This is the Tommy Corcoran column. Tommy the Cork, so dubbed by FDR, was a Washington wise man. His various biographers called him the ultimate insider, the super lawyer and the master fixer. He came to Washington in 1926 to clerk for Justice Oliver Wendell Holmes and became a fixture, an almost institutional source of wisdom about American politics, before his death in 1981.
The Cork had a theory about how to choose a president. He always said it didn't matter who was running, that it was unnecessary to pay any attention to them. What matters, he said, is the approximately 1,500 people the president brings to Washington with him, his appointments to the positions where people actually run things. The question to consider is which 1,500 people we get.
So here are a few suggestions:
*At the EPA, you do not want people who think it's a good idea to allow more arsenic in the water. When someone, anyone proposes allowing more arsenic in the water, what you want is people at the EPA who promptly say: "No. Not a good idea."
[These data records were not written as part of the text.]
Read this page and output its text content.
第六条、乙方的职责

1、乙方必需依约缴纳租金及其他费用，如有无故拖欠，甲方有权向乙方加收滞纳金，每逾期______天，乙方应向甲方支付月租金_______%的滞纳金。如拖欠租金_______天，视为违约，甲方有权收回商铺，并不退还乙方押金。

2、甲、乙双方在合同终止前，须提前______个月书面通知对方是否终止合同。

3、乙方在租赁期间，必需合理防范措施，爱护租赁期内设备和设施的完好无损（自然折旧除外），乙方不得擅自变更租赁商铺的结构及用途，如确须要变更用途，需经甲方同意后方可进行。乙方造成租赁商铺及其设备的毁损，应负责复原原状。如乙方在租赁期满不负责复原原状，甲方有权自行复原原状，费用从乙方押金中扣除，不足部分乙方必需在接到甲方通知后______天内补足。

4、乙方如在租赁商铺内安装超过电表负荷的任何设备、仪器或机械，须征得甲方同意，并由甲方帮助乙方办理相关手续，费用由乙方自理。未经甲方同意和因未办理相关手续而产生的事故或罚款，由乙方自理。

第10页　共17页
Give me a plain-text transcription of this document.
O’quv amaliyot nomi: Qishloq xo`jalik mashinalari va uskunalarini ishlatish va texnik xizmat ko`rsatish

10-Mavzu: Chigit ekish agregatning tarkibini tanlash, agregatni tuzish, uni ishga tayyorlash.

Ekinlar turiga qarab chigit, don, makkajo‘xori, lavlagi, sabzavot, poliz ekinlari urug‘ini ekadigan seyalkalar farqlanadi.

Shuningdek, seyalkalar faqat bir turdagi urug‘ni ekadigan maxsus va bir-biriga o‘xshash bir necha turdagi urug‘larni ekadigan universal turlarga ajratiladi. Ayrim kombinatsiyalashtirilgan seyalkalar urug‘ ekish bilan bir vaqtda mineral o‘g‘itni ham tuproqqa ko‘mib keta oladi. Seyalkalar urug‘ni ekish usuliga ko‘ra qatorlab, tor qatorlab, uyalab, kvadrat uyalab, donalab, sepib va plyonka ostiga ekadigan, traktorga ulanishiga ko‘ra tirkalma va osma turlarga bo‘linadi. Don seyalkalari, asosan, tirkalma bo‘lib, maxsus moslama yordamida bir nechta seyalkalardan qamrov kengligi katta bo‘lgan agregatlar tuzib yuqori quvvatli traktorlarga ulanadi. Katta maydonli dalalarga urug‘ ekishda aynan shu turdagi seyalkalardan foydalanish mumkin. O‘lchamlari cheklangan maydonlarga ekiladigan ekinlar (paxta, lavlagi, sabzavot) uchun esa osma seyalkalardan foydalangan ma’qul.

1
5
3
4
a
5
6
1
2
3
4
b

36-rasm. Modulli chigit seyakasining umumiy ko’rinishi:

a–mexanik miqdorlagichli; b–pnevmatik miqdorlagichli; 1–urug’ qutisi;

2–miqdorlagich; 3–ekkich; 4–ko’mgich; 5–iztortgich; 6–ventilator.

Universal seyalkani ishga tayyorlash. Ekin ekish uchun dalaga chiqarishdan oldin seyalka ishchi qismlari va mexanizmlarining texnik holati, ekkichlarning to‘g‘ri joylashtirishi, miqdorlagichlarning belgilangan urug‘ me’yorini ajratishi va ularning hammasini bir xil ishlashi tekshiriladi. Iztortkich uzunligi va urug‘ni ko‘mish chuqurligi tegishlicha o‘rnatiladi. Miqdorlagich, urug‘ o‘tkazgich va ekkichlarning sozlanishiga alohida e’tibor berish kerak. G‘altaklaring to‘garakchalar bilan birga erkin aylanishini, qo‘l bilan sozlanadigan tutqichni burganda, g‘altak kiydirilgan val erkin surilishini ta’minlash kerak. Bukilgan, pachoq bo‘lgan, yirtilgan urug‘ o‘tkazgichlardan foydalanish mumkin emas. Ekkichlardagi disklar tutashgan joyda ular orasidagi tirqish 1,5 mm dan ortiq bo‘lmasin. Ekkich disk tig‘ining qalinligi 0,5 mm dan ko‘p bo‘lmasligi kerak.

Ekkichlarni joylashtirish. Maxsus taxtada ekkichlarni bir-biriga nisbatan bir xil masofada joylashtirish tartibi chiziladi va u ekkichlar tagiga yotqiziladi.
*There are some lawyers, and then there are other lawyers. You do not want lawyers at the Justice Department (or the White House or the Defense Department) who, when asked to prepare a legal brief defending torture, do so. You want lawyers at Justice (and the White House and the Defense Department) who say: "No. Torture is not a good idea. Trying to wiggle out from under our laws, international treaties and civilized norms is not a good idea."